Pyeongchang Winter Olympics boss quits, ex-minister steps in
Lee Hee-beom becomes 2nd new chief in less than 2 years
South Korean organizers have officially selected former government minister Lee Hee-beom as the new head of the 2018 Winter Olympics in Pyeongchang.
The former minister of industry and energy was nominated Wednesday, a day after the sudden resignation of Cho Yang-ho as president of the local organizing committee amid escalating financial troubles at the business group his family controls.
The committee's 23-member executive board voted unanimously, with one abstention, to nominate Lee as the new leader. The appointment is scheduled to be ratified by the committee's general assembly on May 12 before going to the culture and sports ministry for final approval.
Cho's sudden resignation marked the second change in less than two years at the helm of the local organizing committee, which had struggled to get preparations back on track in the face of venue construction delays, disputes over the location of the Olympic stadium and slow pace of domestic sponsorship.
Cho is chairman of the Hanjin Group, which controls Olympic sponsor Korean Air and a major shipping company struggling with heavy debt.
He said in a statement he couldn't continue with the Olympic job because he needs to focus on stabilizing Hanjin Shipping, South Korea's largest container carrier, which said last week that it will undergo a debt revamp program with creditors in its last-ditch efforts to stay in business.
Cho took over as president of Pyeongchang's organizing committee in July 2014 after the sudden resignation of Kim Jin-sun, the former governor of the region that includes Pyeongchang.
Challenges ahead of 2018
"For the past two years, I have truly put forward my very best efforts to work with every member of the organizing committee to prepare a successful Olympic and Paralympic Winter Games in 2018," Cho said in the statement. "I can proudly say that POCOG has become a strong team, and the challenges we have overcome have allowed us to achieve success at our first official test events this past February."
Pyeongchang organizers have faced a series of challenges in recent years, including the construction delays, local conflicts over venues and criticism about their financial planning, but preparations had seemed to turn a corner after the successful hosting of test events earlier this year in Olympic venues.
Gunilla Lindberg, head of the International Olympic Committee's co-ordination commission for the 2018 Winter Games, said the IOC respected Cho's decision and appreciated his co-operation in recent years.

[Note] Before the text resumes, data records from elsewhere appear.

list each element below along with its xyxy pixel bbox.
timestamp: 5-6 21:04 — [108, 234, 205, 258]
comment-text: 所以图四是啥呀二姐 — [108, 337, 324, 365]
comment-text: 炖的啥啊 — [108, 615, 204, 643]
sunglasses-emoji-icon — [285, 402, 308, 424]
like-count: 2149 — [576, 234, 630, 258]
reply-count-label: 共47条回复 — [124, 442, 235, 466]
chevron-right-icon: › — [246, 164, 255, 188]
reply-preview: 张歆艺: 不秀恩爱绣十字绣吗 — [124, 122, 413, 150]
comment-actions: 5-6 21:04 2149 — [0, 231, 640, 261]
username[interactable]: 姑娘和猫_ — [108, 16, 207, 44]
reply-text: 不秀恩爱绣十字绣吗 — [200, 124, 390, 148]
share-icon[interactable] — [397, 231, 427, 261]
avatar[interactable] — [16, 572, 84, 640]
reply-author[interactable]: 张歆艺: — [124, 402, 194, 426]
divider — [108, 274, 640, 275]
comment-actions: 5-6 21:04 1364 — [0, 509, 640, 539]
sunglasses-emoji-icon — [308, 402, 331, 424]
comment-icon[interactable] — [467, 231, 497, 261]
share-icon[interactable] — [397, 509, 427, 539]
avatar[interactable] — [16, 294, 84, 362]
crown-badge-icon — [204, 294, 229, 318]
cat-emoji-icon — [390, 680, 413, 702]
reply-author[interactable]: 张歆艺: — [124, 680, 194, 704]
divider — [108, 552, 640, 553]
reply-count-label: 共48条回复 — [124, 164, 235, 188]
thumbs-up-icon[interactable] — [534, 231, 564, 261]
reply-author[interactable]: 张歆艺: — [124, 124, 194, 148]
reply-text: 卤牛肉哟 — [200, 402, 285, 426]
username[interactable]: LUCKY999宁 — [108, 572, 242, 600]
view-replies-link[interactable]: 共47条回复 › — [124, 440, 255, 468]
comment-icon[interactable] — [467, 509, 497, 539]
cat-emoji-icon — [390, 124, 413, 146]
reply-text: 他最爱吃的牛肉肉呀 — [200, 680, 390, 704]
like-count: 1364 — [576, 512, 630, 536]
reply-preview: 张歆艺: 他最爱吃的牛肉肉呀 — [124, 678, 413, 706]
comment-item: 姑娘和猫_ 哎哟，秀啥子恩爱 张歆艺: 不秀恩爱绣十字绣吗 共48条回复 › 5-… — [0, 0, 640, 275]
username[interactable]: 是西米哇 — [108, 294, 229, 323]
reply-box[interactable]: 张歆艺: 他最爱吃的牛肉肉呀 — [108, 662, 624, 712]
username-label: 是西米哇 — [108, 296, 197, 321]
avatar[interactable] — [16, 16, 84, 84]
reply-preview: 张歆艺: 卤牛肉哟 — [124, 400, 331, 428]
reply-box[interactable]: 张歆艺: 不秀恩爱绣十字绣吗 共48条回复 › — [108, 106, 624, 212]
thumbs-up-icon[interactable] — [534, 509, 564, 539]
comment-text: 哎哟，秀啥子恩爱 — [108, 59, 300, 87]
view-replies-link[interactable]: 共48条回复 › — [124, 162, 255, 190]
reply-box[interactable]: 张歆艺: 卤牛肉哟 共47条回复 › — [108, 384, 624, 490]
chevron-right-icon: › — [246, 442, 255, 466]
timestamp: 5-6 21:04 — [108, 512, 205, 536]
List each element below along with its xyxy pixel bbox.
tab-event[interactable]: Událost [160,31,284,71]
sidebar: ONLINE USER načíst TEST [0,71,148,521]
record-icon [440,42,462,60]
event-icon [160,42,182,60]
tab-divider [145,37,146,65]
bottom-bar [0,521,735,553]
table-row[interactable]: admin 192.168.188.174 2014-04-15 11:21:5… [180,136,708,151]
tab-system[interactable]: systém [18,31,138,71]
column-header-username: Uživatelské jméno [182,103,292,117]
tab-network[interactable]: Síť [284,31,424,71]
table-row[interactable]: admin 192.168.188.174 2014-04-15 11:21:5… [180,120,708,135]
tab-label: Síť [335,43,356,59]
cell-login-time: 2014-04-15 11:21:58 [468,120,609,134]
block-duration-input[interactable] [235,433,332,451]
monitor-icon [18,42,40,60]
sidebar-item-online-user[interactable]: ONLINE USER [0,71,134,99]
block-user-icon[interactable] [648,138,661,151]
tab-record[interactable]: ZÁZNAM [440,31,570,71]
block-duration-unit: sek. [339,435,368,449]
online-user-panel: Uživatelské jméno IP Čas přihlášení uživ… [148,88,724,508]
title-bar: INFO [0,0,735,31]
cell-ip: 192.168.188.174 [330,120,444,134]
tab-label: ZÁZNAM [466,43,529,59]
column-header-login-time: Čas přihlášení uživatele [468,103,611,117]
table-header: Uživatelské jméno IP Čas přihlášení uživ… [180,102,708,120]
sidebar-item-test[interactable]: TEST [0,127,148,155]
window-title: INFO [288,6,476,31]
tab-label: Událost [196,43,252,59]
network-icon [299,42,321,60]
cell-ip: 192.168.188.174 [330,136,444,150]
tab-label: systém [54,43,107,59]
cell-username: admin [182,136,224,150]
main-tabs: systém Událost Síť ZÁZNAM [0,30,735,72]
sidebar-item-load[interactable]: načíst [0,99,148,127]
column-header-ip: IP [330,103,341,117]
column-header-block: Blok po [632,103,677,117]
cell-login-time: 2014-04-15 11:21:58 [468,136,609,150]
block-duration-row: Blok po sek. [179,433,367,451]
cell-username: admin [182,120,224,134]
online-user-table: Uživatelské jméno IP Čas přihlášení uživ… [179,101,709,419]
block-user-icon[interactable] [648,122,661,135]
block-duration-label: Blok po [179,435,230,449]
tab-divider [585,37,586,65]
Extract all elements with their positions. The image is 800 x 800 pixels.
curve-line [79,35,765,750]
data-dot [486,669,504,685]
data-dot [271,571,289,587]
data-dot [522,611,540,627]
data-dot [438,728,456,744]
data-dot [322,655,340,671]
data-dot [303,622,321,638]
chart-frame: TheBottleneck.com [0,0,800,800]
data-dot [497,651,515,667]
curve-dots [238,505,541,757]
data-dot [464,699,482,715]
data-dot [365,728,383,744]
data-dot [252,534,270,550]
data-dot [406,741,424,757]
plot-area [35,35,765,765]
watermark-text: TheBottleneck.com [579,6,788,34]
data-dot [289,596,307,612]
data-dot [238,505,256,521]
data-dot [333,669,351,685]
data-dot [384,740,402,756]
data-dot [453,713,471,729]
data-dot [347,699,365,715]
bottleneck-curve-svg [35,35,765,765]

"Under his leadership, the organizing committee has made great progress and has delivered very successful test events," Lindberg said. "There remain a number of important steps to be taken ahead of the games and the IOC remains confident that through our close co-operation with the Pyeongchang 2018 organizing committee these will be successfully addressed."
The announcement of Cho's resignation came on the same day the Olympic flame was set to land in Brazil, where problems in preparations have sometimes overshadowed the build up to the Summer Games in Rio de Janeiro in August.